MEDIATIE: "DE MOERBEITOPPEN RUISTEN"

Nicolaas Beets (1814-1903) was 81 jaar toen hij dit gedicht schreef. Het is van het eerste tot het laatste couplet een pareltje, een gedicht dat tot op de dag van vandaag nog graag wordt gelezen. Stel je eens Nicolaas Beets voor, een hoogleraar in de theologie, beroemd, rijk en getrouwd met een adellijke vrouw. Tijdens zijn studententijd in Leiden zei hij eens gekscherend: „Ik ben zo gewild als een paar oranje handschoenen.‟ Hij wist wel beter. Succes had hij met de Camera Obscura en als predikant hoefde hij niet te klagen over een halflege kerk. Maar dichten kon hij eigenlijk niet. Hij maakte veel knus broddelwerk en daarom is het gedicht „De moerbeitoppen ruisten‟ zo bijzonder.
De eerste zin staat tussen aanhalingstekens omdat het een citaat uit de bijbel is: 2 Samuel 5:24. Koning David heeft de Filistijnen verslagen en vraagt God wat hij zal doen als de vijand opnieuw oprukt. Het antwoord luidt: „Zodra je in de toppen van de balsemstruiken het geluid van voetstappen hoort, sla dan toe.‟1 In de Statenvertaling is er geen sprake van balsemstruiken maar van moerbeibomen. In de tuin van Beets stond een moerbeiboom, wat hem tot het gedicht kon inspireren.
Wat me steeds weer treft als ik het gedicht herlees, is de regel „Nee, niet voorbij, hij toefde‟. Ergens toeven (vertoeven) is er langer verblijven. In 2 Samuel 5 trekt God vooruit, in het gedicht blijft Hij omdat de dichter in grote verwarring is. Er zijn gedachten die hem kwellen, vervolgen en ontstellen. Dat is nog al wat. Dat verwachten we niet van zo‟n beroemd theoloog als Beets. Had hij niet de wijsheid in pacht? Nee, hij is even klein als iedereen en moet als een kind door God worden getroost in Zijn vaderarmen.

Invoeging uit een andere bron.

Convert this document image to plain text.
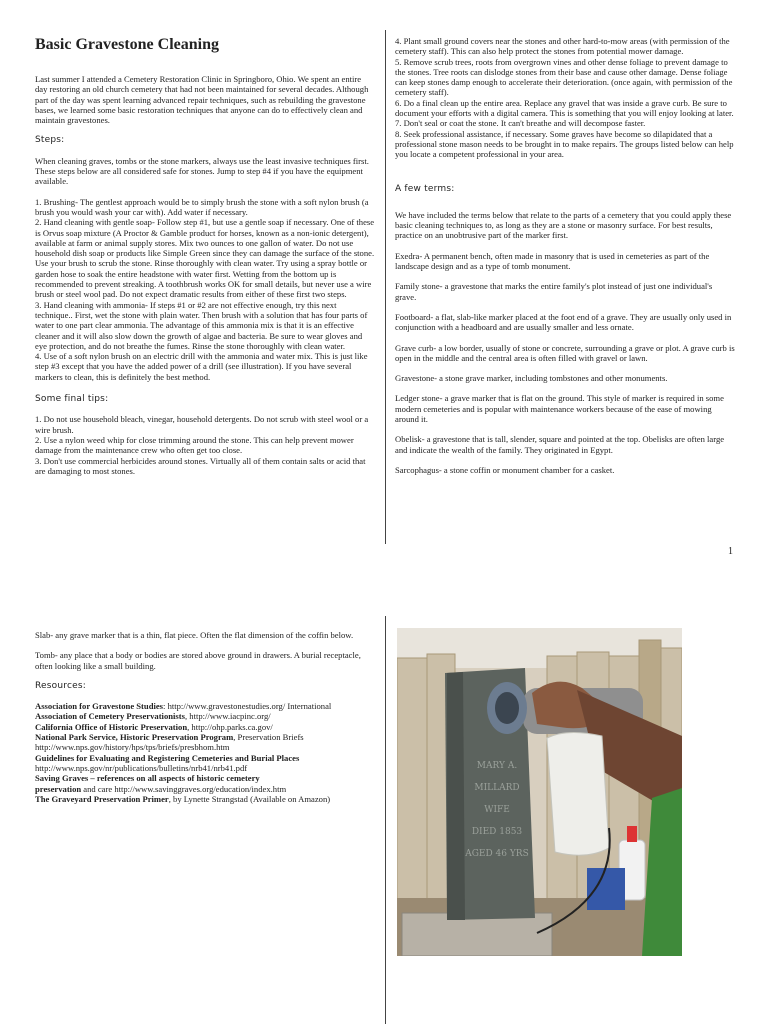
Basic Gravestone Cleaning

Last summer I attended a Cemetery Restoration Clinic in Springboro, Ohio. We spent an entire day restoring an old church cemetery that had not been maintained for several decades. Although part of the day was spent learning advanced repair techniques, such as rebuilding the gravestone bases, we learned some basic restoration techniques that anyone can do to effectively clean and maintain gravestones.

Steps:

When cleaning graves, tombs or the stone markers, always use the least invasive techniques first. These steps below are all considered safe for stones. Jump to step #4 if you have the equipment available.

1. Brushing- The gentlest approach would be to simply brush the stone with a soft nylon brush (a brush you would wash your car with). Add water if necessary.
2. Hand cleaning with gentle soap- Follow step #1, but use a gentle soap if necessary. One of these is Orvus soap mixture (A Proctor & Gamble product for horses, known as a non-ionic detergent), available at farm or animal supply stores. Mix two ounces to one gallon of water. Do not use household dish soap or products like Simple Green since they can damage the surface of the stone. Use your brush to scrub the stone. Rinse thoroughly with clean water. Try using a spray bottle or garden hose to soak the entire headstone with water first. Wetting from the bottom up is recommended to prevent streaking. A toothbrush works OK for small details, but never use a wire brush or steel wool pad. Do not expect dramatic results from either of these first two steps.
3. Hand cleaning with ammonia- If steps #1 or #2 are not effective enough, try this next technique.. First, wet the stone with plain water. Then brush with a solution that has four parts of water to one part clear ammonia. The advantage of this ammonia mix is that it is an effective cleaner and it will also slow down the growth of algae and bacteria. Be sure to wear gloves and eye protection, and do not breathe the fumes. Rinse the stone thoroughly with clean water.
4. Use of a soft nylon brush on an electric drill with the ammonia and water mix. This is just like step #3 except that you have the added power of a drill (see illustration). If you have several markers to clean, this is definitely the best method.

Some final tips:

1. Do not use household bleach, vinegar, household detergents. Do not scrub with steel wool or a wire brush.
2. Use a nylon weed whip for close trimming around the stone. This can help prevent mower damage from the maintenance crew who often get too close.
3. Don't use commercial herbicides around stones. Virtually all of them contain salts or acid that are damaging to most stones.

4. Plant small ground covers near the stones and other hard-to-mow areas (with permission of the cemetery staff). This can also help protect the stones from potential mower damage.
5. Remove scrub trees, roots from overgrown vines and other dense foliage to prevent damage to the stones. Tree roots can dislodge stones from their base and cause other damage. Dense foliage can keep stones damp enough to accelerate their deterioration. (once again, with permission of the cemetery staff).
6. Do a final clean up the entire area. Replace any gravel that was inside a grave curb. Be sure to document your efforts with a digital camera. This is something that you will enjoy looking at later.
7. Don't seal or coat the stone. It can't breathe and will decompose faster.
8. Seek professional assistance, if necessary. Some graves have become so dilapidated that a professional stone mason needs to be brought in to make repairs. The groups listed below can help you locate a competent professional in your area.

A few terms:

We have included the terms below that relate to the parts of a cemetery that you could apply these basic cleaning techniques to, as long as they are a stone or masonry surface. For best results, practice on an unobtrusive part of the marker first.

Exedra- A permanent bench, often made in masonry that is used in cemeteries as part of the landscape design and as a type of tomb monument.

Family stone- a gravestone that marks the entire family's plot instead of just one individual's grave.

Footboard- a flat, slab-like marker placed at the foot end of a grave. They are usually only used in conjunction with a headboard and are usually smaller and less ornate.

Grave curb- a low border, usually of stone or concrete, surrounding a grave or plot. A grave curb is open in the middle and the central area is often filled with gravel or lawn.

Gravestone- a stone grave marker, including tombstones and other monuments.

Ledger stone- a grave marker that is flat on the ground. This style of marker is required in some modern cemeteries and is popular with maintenance workers because of the ease of mowing around it.

Obelisk- a gravestone that is tall, slender, square and pointed at the top. Obelisks are often large and indicate the wealth of the family. They originated in Egypt.

Sarcophagus- a stone coffin or monument chamber for a casket.

1

Slab- any grave marker that is a thin, flat piece. Often the flat dimension of the coffin below.

Tomb- any place that a body or bodies are stored above ground in drawers. A burial receptacle, often looking like a small building.

Resources:
Association for Gravestone Studies: http://www.gravestonestudies.org/ International
Association of Cemetery Preservationists, http://www.iacpinc.org/
California Office of Historic Preservation, http://ohp.parks.ca.gov/
National Park Service, Historic Preservation Program, Preservation Briefs
http://www.nps.gov/history/hps/tps/briefs/presbhom.htm
Guidelines for Evaluating and Registering Cemeteries and Burial Places
http://www.nps.gov/nr/publications/bulletins/nrb41/nrb41.pdf
Saving Graves – references on all aspects of historic cemetery
preservation and care http://www.savinggraves.org/education/index.htm
The Graveyard Preservation Primer, by Lynette Strangstad (Available on Amazon)
MARY A.
MILLARD
WIFE
DIED 1853
AGED 46 YRS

Was Beets soms bang voor de dood? Eenentachtig jaar is stokoud in zijn tijd. Het zou kunnen omdat hij in het laatste couplet zegt: „Ik had zo zacht geslapen‟. ‟Slaap zacht‟ wordt er gezegd als iemand overleden is. Maar Beets wordt opgewekt wakker en voelt dat God over hem waakt.